Der Verwaltungsgerichtshof hat durch den Vorsitzenden Senatspräsident Dr. Zens sowie den Hofrat Dr. Pürgy und die Hofrätin Dr.in Lachmayer als Richter, unter Mitwirkung der Schriftführerin Mag.a Strasser, in der Revisionssache des M E K, vertreten durch Mag. Dr. Helmut Blum, Rechtsanwalt in 4020 Linz, Mozartstraße 11/6, gegen das Erkenntnis des Bundesverwaltungsgerichts vom 12. März 2018, Zl. L525 2138440- 1/20E, betreffend Angelegenheiten nach dem AsylG 2005 und dem FPG (belangte Behörde vor dem Verwaltungsgericht: Bundesamt für Fremdenwesen und Asyl), den Beschluss gefasst:

Normen

AsylG 2005 §3 Abs1;
FlKonv Art1 AbschnA Z2;

European Case Law Identifier: ECLI:AT:VWGH:2019:RA2018190453.L00

 

Spruch:

Die Revision wird zurückgewiesen.

Begründung

1 Der Revisionswerber, ein Staatsangehöriger des Iran, stellte am 27. Mai 2014 den gegenständlichen Antrag auf internationalen Schutz. Bereits in der Erstbefragung gab er an, dass er im Iran aufgrund seiner Konversion zum Christentum Verfolgung durch staatliche Behörden ausgesetzt gewesen sei.

2 In Erledigung der vom Revisionswerber mit Schriftsatz vom 15. September 2016 eingebrachten Säumnisbeschwerde trug das Bundesverwaltungsgericht dem Bundesamt für Fremdenwesen und Asyl (BFA) mit Beschluss vom 22. Mai 2017 die niederschriftliche Einvernahme auf, führte am 5. Dezember 2017 eine mündliche Verhandlung durch und erließ das angefochtene, mit 12. März 2018 datierte Erkenntnis.
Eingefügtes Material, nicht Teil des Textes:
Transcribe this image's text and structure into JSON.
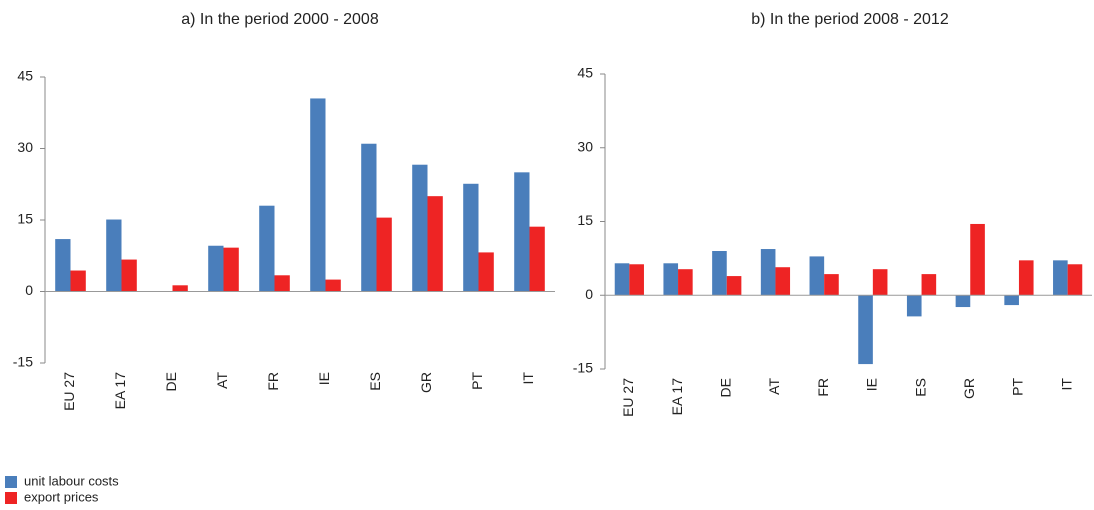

3 Sowohl in der Einvernahme durch das BFA als auch im Rahmen der mündlichen Verhandlung vor dem Bundesverwaltungsgericht wiederholte der Revisionswerber sein Vorbringen zu seiner Konversion und führte aus, dass er im Jahr 2003 in der Türkei durch einen Pastor koreanischer Herkunft, der aus dem Iran gekommen sei, getauft worden und einige Monate später in seinen Herkunftsstaat zurückgekehrt sei. Dort habe er mehrere Hauskirchen besucht und sei wiederholt festgenommen worden. Weil man ihn unter Folter dazu gezwungen habe, Geständnisse zu unterschreiben, habe er im Herkunftsstaat nicht mehr leben können. Im Christentum habe er die Antworten gefunden, die er woanders nicht gefunden habe. In Österreich gehe er in eine Kirche und nehme am "kirchlichen Leben" teil.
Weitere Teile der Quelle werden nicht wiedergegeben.